Background: Infliximab, a chimeric monoclonal antibody against tumour necrosis factor (TNF) α is approved for psoriatic arthritis (PsA) treatment. Infliximab is available as an originator (Remicade®) and as biosimilar (CT-P13, Remsima®, Inflectra®; SB2, Flixabi®).
Case presentation: We present a 38-year-old Caucasian female diagnosed with PsA in 2009 with skin and joint symptoms. After multiple failed treatments including methotrexate, adalimumab, etanercept, certolizumab pegol and secukinumab, the patient was started on infliximab (Flixabi®). After 6 months, symptoms recurred and the patient was switched to infliximab (Remsima®) causing an allergic reaction. Based on the initial response to infliximab (Flixabi®) it was reintroduced. The patient did not develop any allergic reaction and responded excellently reaching controlled disease after 8 weeks with ongoing improvement of symptoms thereafter.

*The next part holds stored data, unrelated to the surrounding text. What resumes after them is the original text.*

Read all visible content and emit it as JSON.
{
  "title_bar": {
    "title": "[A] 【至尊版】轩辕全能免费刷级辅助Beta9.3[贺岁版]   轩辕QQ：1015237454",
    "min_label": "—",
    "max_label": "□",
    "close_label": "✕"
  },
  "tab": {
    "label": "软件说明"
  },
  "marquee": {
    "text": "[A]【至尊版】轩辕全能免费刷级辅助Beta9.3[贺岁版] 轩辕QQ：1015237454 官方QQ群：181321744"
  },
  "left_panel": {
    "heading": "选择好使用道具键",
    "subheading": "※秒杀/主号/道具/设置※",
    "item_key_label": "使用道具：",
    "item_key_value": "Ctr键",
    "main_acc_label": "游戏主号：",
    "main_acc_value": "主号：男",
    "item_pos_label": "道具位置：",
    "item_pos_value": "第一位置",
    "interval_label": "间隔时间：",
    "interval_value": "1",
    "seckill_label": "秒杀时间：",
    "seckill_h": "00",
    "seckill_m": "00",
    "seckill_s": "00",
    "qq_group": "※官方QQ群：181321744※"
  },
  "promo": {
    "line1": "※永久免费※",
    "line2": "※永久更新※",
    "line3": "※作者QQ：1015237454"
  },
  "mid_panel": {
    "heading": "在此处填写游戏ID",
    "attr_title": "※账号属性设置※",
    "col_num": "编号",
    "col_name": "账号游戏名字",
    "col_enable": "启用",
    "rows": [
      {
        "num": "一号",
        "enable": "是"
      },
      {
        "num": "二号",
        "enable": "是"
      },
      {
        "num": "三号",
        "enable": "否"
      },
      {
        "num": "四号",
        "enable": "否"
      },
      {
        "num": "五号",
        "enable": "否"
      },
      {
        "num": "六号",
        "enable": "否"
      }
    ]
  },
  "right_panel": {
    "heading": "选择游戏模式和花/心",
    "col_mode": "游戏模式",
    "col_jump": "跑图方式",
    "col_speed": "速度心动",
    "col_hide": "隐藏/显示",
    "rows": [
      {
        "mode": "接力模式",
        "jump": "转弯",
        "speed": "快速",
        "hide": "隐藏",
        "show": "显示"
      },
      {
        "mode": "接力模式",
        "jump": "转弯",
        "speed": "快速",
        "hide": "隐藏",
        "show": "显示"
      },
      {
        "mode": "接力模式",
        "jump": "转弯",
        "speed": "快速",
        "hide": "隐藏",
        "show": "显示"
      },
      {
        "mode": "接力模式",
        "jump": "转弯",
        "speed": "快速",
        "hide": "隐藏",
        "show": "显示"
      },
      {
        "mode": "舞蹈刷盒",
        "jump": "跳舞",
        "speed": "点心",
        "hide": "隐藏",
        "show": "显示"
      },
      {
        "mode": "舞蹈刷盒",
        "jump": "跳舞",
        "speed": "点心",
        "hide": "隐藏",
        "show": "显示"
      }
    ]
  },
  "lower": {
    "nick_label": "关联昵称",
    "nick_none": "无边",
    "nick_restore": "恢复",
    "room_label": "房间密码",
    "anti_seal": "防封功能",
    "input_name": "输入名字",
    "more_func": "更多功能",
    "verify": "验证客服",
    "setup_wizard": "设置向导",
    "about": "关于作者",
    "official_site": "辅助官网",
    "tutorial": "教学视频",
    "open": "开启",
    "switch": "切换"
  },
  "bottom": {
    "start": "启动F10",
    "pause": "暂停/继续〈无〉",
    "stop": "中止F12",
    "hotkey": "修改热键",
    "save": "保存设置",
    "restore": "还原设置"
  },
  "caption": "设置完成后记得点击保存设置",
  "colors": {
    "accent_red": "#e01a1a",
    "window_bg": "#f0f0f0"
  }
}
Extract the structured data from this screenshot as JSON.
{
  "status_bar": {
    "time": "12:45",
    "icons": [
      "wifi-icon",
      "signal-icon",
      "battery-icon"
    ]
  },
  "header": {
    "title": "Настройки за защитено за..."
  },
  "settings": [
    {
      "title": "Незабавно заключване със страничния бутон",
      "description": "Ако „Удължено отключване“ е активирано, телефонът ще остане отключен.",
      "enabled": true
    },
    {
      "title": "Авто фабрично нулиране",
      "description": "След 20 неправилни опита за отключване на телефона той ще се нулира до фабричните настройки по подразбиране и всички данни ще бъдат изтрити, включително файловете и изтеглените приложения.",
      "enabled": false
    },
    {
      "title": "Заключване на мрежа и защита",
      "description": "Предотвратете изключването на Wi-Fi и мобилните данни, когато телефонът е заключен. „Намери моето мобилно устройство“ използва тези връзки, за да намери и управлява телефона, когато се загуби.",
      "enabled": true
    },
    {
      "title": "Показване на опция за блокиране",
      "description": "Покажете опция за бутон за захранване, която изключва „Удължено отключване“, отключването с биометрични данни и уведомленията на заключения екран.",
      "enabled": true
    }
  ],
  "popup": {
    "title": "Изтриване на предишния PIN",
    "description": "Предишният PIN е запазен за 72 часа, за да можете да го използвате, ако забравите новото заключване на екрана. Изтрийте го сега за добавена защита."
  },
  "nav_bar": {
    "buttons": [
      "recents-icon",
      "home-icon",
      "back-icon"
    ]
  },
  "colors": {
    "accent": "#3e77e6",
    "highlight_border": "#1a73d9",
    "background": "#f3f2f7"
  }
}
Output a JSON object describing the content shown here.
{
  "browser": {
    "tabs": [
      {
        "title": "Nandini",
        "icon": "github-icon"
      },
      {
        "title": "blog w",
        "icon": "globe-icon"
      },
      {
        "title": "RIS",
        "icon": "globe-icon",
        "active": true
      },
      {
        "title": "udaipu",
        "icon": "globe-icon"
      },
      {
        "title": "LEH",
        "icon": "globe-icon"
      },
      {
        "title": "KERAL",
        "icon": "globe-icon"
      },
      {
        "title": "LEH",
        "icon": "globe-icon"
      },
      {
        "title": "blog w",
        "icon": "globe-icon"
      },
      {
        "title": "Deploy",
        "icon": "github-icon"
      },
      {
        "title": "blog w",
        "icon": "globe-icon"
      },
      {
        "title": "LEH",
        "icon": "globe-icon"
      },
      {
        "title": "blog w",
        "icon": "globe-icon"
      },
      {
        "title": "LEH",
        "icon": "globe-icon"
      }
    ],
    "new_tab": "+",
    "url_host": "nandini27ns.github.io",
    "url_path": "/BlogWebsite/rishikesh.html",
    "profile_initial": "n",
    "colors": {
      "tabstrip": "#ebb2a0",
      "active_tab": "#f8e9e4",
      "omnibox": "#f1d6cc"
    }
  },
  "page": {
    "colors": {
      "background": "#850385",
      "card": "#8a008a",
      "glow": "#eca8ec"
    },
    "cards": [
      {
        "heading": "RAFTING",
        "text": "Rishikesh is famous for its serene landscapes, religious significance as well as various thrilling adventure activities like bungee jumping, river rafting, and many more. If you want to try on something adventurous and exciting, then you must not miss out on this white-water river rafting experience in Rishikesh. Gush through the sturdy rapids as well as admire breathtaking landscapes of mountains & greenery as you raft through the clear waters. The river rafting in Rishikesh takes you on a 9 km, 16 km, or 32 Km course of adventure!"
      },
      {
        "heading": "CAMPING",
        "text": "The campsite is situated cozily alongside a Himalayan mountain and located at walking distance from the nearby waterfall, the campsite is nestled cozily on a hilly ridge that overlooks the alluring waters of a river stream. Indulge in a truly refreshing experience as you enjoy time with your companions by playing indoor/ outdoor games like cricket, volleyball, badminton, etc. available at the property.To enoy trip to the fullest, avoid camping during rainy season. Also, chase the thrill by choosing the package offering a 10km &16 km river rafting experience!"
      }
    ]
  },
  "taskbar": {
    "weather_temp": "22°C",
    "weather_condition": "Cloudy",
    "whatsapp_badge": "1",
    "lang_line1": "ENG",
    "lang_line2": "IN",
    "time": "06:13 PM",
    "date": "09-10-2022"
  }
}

Conclusions: The reasons for the differential response to different infliximab products is unclear and may not necessarily be related to the antibody itself. While switching between bio-originator and bio-similar is widely practiced, we could not find another documented case of an allergic reaction to the infliximab bio-originator being exposed to an infliximab bio-similar later on.